For more information on Superyacht Singapore Association and membership eligibility, log on to http://www.superyacht.sg.
Assuming the role of the executive director in Superyacht Singapore Association was “a God-given opportunity,” says Jean-Jacques Lavigne, 42, a native of Brittany, France.
Lavigne, who has no background in sailing and yachting, first left France to start work in Japan more than a decade ago. After the stint in Japan, he returned to France for a couple of years, before another opportunity brought him back into the Asian region. Then he came to Singapore to set up the regional office for a financial newswire. Through years of financial challenges following the dissolution of his company, the Christian received prophecy after prophecy from church leaders that he would become “a person of influence in the marketplace and be able to influence very important people.” Initially, it was hard to embrace as Lavigne was still stinging from his business failure, but “one step after another step, I ended up in the superyacht business.”
As time passed, he built himself a reliable reputation, which placed him favorably among the movers and shakers of the yachting business. Soon, he was influencing and reaching out to high net worth individuals.

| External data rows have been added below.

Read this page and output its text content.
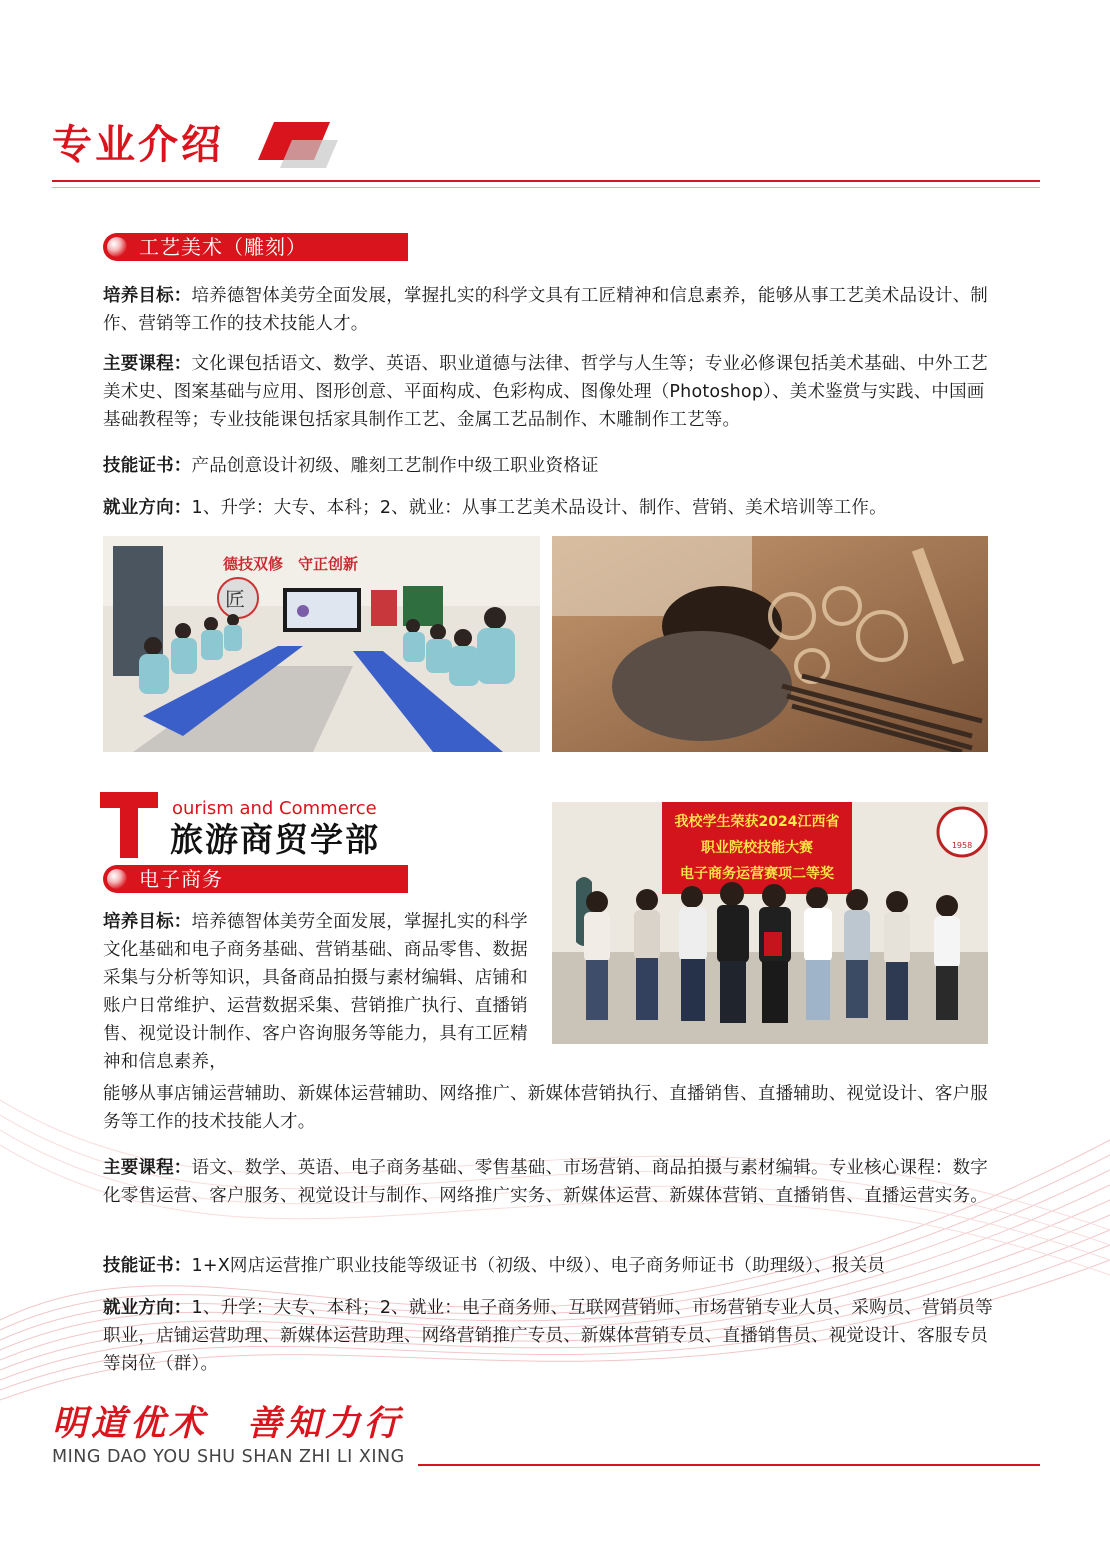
专业介绍
工艺美术（雕刻）
培养目标：培养德智体美劳全面发展，掌握扎实的科学文具有工匠精神和信息素养，能够从事工艺美术品设计、制作、营销等工作的技术技能人才。
主要课程：文化课包括语文、数学、英语、职业道德与法律、哲学与人生等；专业必修课包括美术基础、中外工艺美术史、图案基础与应用、图形创意、平面构成、色彩构成、图像处理（Photoshop）、美术鉴赏与实践、中国画基础教程等；专业技能课包括家具制作工艺、金属工艺品制作、木雕制作工艺等。
技能证书：产品创意设计初级、雕刻工艺制作中级工职业资格证
就业方向：1、升学：大专、本科；2、就业：从事工艺美术品设计、制作、营销、美术培训等工作。
匠
德技双修　守正创新
ourism and Commerce
旅游商贸学部
电子商务
我校学生荣获2024江西省
职业院校技能大赛
电子商务运营赛项二等奖
1958
培养目标：培养德智体美劳全面发展，掌握扎实的科学文化基础和电子商务基础、营销基础、商品零售、数据采集与分析等知识，具备商品拍摄与素材编辑、店铺和账户日常维护、运营数据采集、营销推广执行、直播销售、视觉设计制作、客户咨询服务等能力，具有工匠精神和信息素养，
能够从事店铺运营辅助、新媒体运营辅助、网络推广、新媒体营销执行、直播销售、直播辅助、视觉设计、客户服务等工作的技术技能人才。
主要课程：语文、数学、英语、电子商务基础、零售基础、市场营销、商品拍摄与素材编辑。专业核心课程：数字化零售运营、客户服务、视觉设计与制作、网络推广实务、新媒体运营、新媒体营销、直播销售、直播运营实务。
技能证书：1+X网店运营推广职业技能等级证书（初级、中级）、电子商务师证书（助理级）、报关员
就业方向：1、升学：大专、本科；2、就业：电子商务师、互联网营销师、市场营销专业人员、采购员、营销员等职业，店铺运营助理、新媒体运营助理、网络营销推广专员、新媒体营销专员、直播销售员、视觉设计、客服专员等岗位（群）。
明道优术　善知力行
MING DAO YOU SHU SHAN ZHI LI XING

Lavigne’s enthusiasm in participating in community development programs in Indonesia, such as financing primary schools and eradicating poverty in coastal areas through promoting and growing marine-related businesses to the Indonesian government, positions him positively with the authorities. Ultimately, being a representative in the superyacht industry, he hopes to steer SSA toward promoting Singapore as a superyacht destination and a hub to create economic value for Singapore in this industry.
The 42-year-old happily married father of three, shares that “work demands have at times made dealing with fatherhood a challenge.” On top of a busy schedule at work and at the non-profit SSA, commitments in cell group and ministry has limited his family time. But “by going to church together, it really helps a lot,” he says. “When I reach home, I always try to go see the kids, talk to them and kiss them.” Even when they are sound asleep, his children will get a goodnight kiss from Daddy.
Whatever time he can give his wife, Celine, and children, Crystal, Douglas and Ines, he declares, “I will be as fun as possible so that they do not find me too boring!”